If you have multiple inputs and notice a beat of lag when switching focus, swapping the inner container for BottomSheetScrollView usually smooths it out — and you get correct scroll-inside-sheet behavior as a bonus.

Where iOS and Android quietly disagree

Once you start testing on real devices, the OS-level differences show up faster than you'd expect. Three I've personally tripped on:

  • Backdrop dimming. iOS fades the backdrop nicely on its own. Some Android devices render a solid black instead of a translucent overlay unless you pass BottomSheetBackdrop explicitly. Worth wiring up from day one.
  • Handle hit area. Android's default handle target is small, and fingers slip off. Bumping handleHeight to ~28-32 makes the drag feel intentional.
  • Hardware back button. On Android the user expects the back button to close just the sheet, not the screen. Register a BackHandler inside useFocusEffect, call sheetRef.current?.close(), and return true to consume the event.

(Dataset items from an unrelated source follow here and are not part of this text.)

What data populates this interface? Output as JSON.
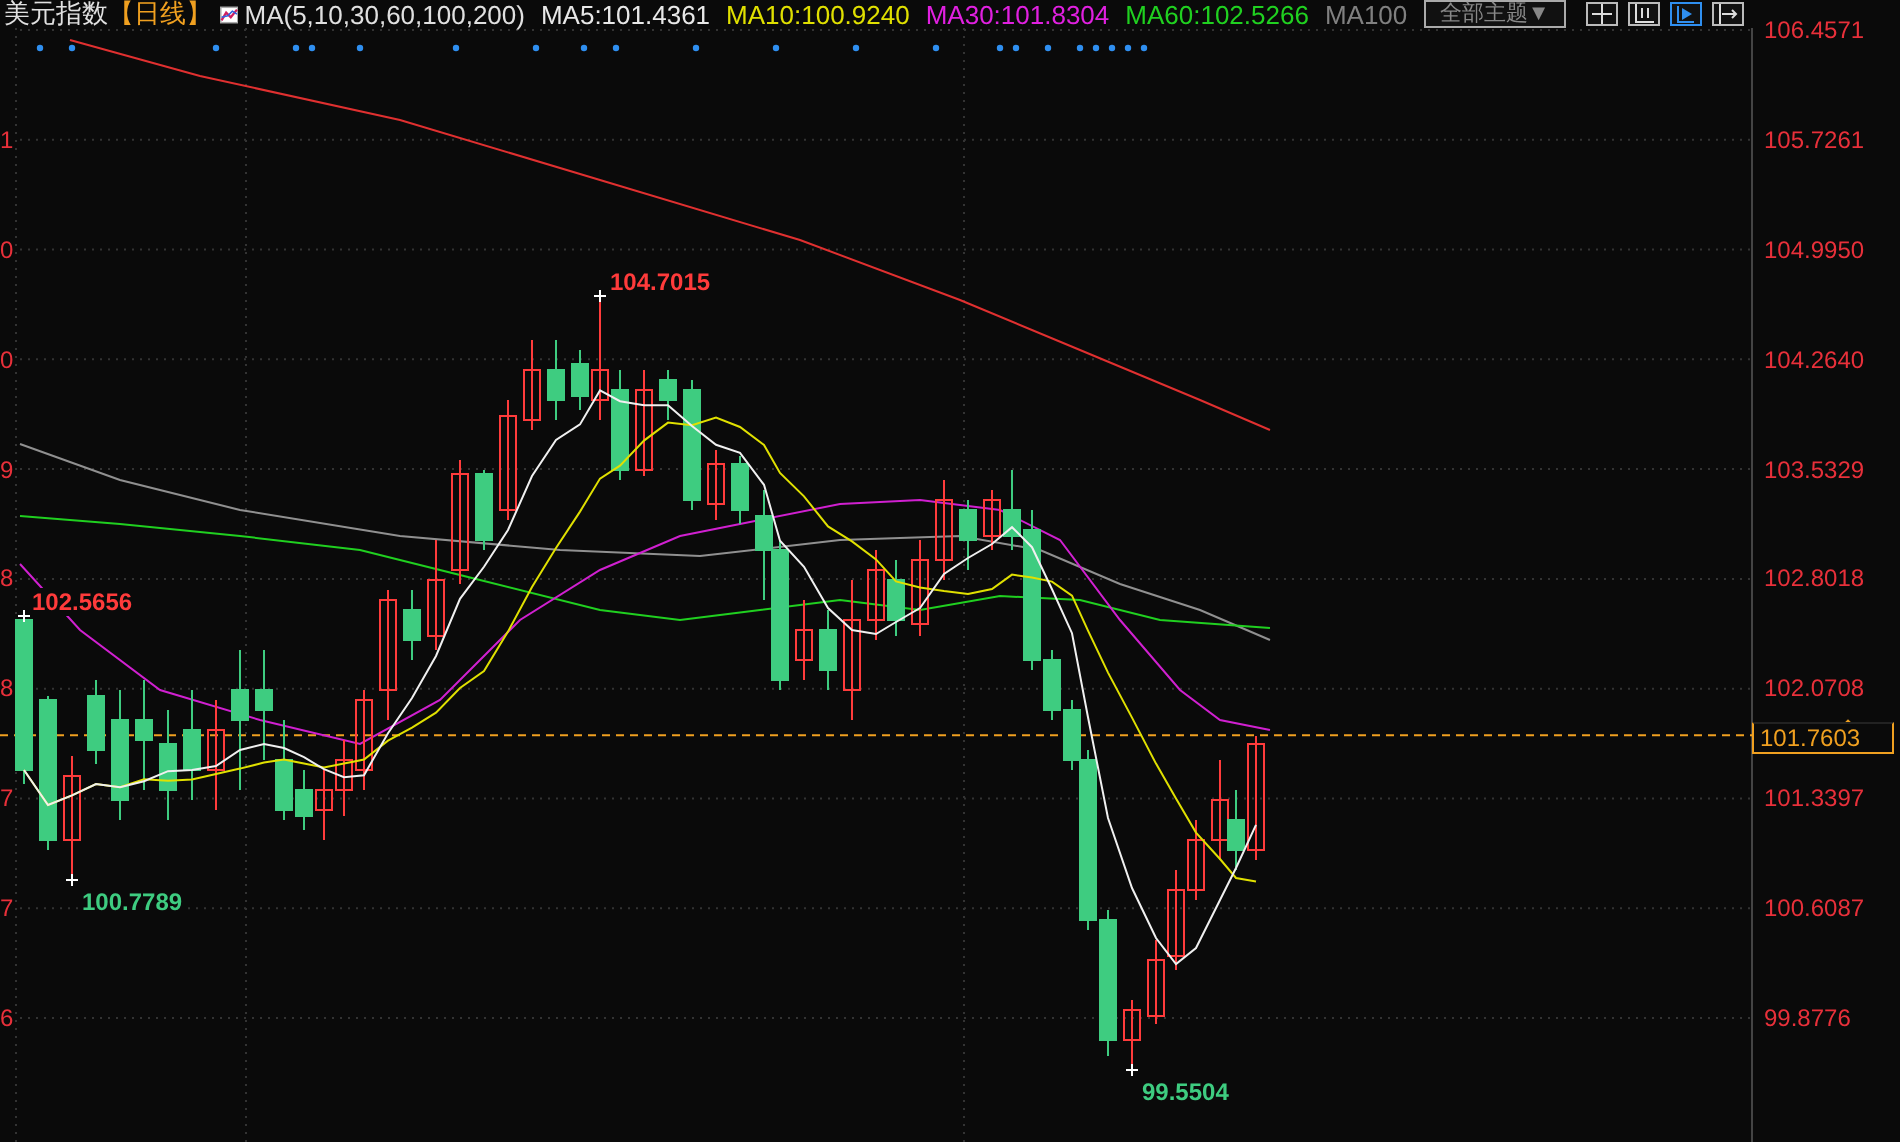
{
  "header": {
    "title": "美元指数",
    "period": "【日线】",
    "ma_params": "MA(5,10,30,60,100,200)",
    "ma_values": [
      {
        "label": "MA5:101.4361",
        "color": "#e8e8e8"
      },
      {
        "label": "MA10:100.9240",
        "color": "#e0e000"
      },
      {
        "label": "MA30:101.8304",
        "color": "#e020e0"
      },
      {
        "label": "MA60:102.5266",
        "color": "#20d020"
      },
      {
        "label": "MA100",
        "color": "#808080"
      }
    ],
    "theme_dropdown": "全部主题▼",
    "tools": [
      {
        "kind": "crosshair",
        "selected": false
      },
      {
        "kind": "range",
        "selected": false
      },
      {
        "kind": "play",
        "selected": true
      },
      {
        "kind": "expand",
        "selected": false
      }
    ]
  },
  "left_axis_fragments": [
    "1",
    "0",
    "0",
    "9",
    "8",
    "8",
    "7",
    "7",
    "6"
  ],
  "price_axis": {
    "ticks": [
      "106.4571",
      "105.7261",
      "104.9950",
      "104.2640",
      "103.5329",
      "102.8018",
      "102.0708",
      "101.3397",
      "100.6087",
      "99.8776"
    ],
    "current_price": "101.7603"
  },
  "annotations": [
    {
      "kind": "high",
      "label": "104.7015"
    },
    {
      "kind": "high",
      "label": "102.5656"
    },
    {
      "kind": "low",
      "label": "100.7789"
    },
    {
      "kind": "low",
      "label": "99.5504"
    }
  ]
}
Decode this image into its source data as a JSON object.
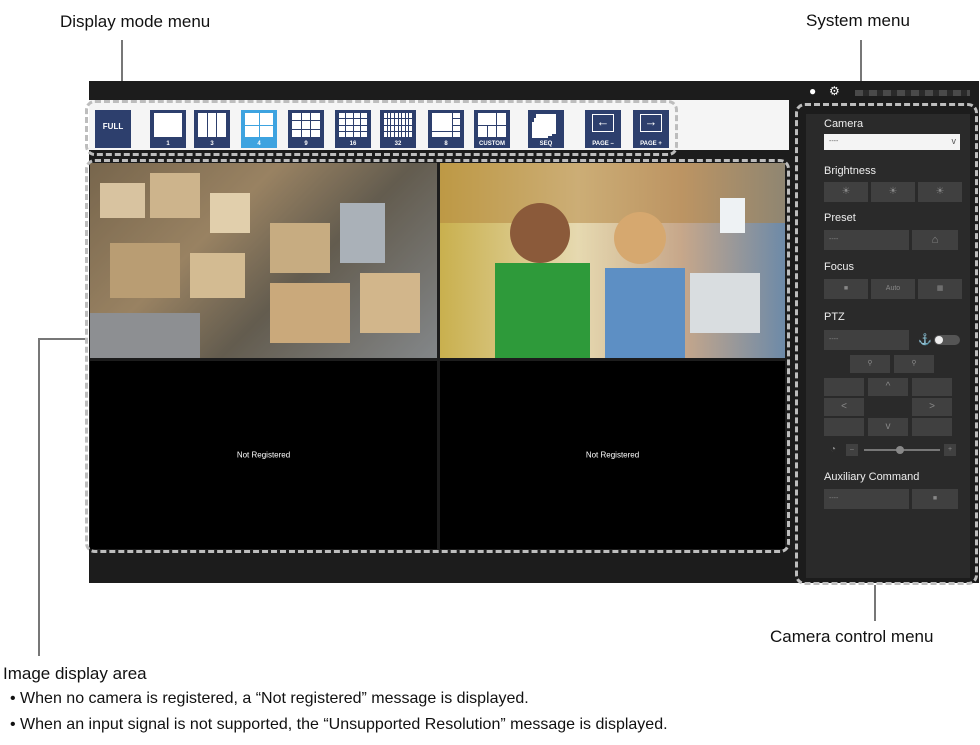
{
  "callouts": {
    "display_mode_menu": "Display mode menu",
    "system_menu": "System menu",
    "camera_control_menu": "Camera control menu",
    "image_display_area": "Image display area"
  },
  "notes": [
    "When no camera is registered, a “Not registered” message is displayed.",
    "When an input signal is not supported, the “Unsupported Resolution” message is displayed."
  ],
  "display_modes": {
    "full": "FULL",
    "m1": "1",
    "m3": "3",
    "m4": "4",
    "m9": "9",
    "m16": "16",
    "m32": "32",
    "m8": "8",
    "custom": "CUSTOM",
    "seq": "SEQ",
    "page_minus": "PAGE –",
    "page_plus": "PAGE +",
    "active": "4"
  },
  "cells": {
    "cell3": "Not Registered",
    "cell4": "Not Registered"
  },
  "panel": {
    "camera_label": "Camera",
    "camera_value": "----",
    "brightness_label": "Brightness",
    "preset_label": "Preset",
    "preset_value": "----",
    "focus_label": "Focus",
    "focus_auto": "Auto",
    "ptz_label": "PTZ",
    "ptz_value": "----",
    "aux_label": "Auxiliary Command",
    "aux_value": "----"
  },
  "colors": {
    "mode_button": "#2d3f6d",
    "mode_button_active": "#3da3e0",
    "panel_bg": "#2a2a2a"
  }
}
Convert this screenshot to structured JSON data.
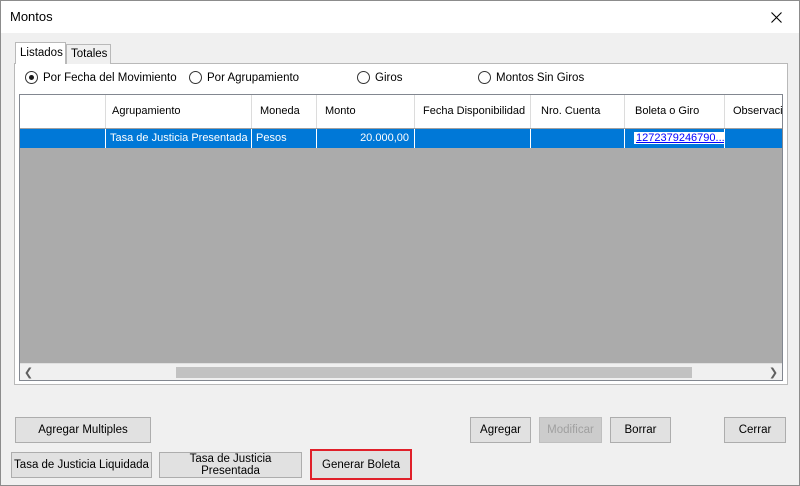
{
  "window": {
    "title": "Montos"
  },
  "tabs": [
    {
      "label": "Listados",
      "active": true
    },
    {
      "label": "Totales",
      "active": false
    }
  ],
  "filters": [
    {
      "label": "Por Fecha del Movimiento",
      "checked": true
    },
    {
      "label": "Por Agrupamiento",
      "checked": false
    },
    {
      "label": "Giros",
      "checked": false
    },
    {
      "label": "Montos Sin Giros",
      "checked": false
    }
  ],
  "grid": {
    "columns": [
      "Agrupamiento",
      "Moneda",
      "Monto",
      "Fecha Disponibilidad",
      "Nro. Cuenta",
      "Boleta o Giro",
      "Observació"
    ],
    "rows": [
      {
        "agrupamiento": "Tasa de Justicia Presentada",
        "moneda": "Pesos",
        "monto": "20.000,00",
        "fecha": "",
        "cuenta": "",
        "boleta": "1272379246790...",
        "observacion": ""
      }
    ]
  },
  "buttons": {
    "agregar_multiples": "Agregar Multiples",
    "agregar": "Agregar",
    "modificar": "Modificar",
    "borrar": "Borrar",
    "cerrar": "Cerrar",
    "tasa_liquidada": "Tasa de Justicia Liquidada",
    "tasa_presentada": "Tasa de Justicia Presentada",
    "generar_boleta": "Generar Boleta"
  },
  "colors": {
    "selection": "#0078d7",
    "highlight_border": "#e0202a",
    "grid_empty": "#ababab"
  }
}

None of these are things Rork's default output considers, so a quick pass on a mid-tier Android right after dropping in the sheet is well worth the time. If your sheet starts crashing only on device, How to debug a Rork app that crashes on a real device covers the diagnostic flow I usually run.

For a more polished feel, swap out the inner spinner for a skeleton during loading. The pattern I use is in Implementing skeleton screens in Rork for smoother loading, and it pairs naturally with a sheet that's already animating in.

Start small and add as you go

If Rork's default Modal is doing the job, leave it alone. The moment you reach for a half-open sheet or a list inside a draggable card, though, the cost-benefit shifts hard toward a dedicated library — and @gorhom/bottom-sheet slots into a Rork project without forcing a rewrite of what the AI generated.

A good first migration is to pick one screen where the win is obvious — a category picker that slides up from the bottom, a place detail card on a map — and replace just that one. Once you've felt how the gestures behave on real hardware, deciding where else to use it gets a lot easier.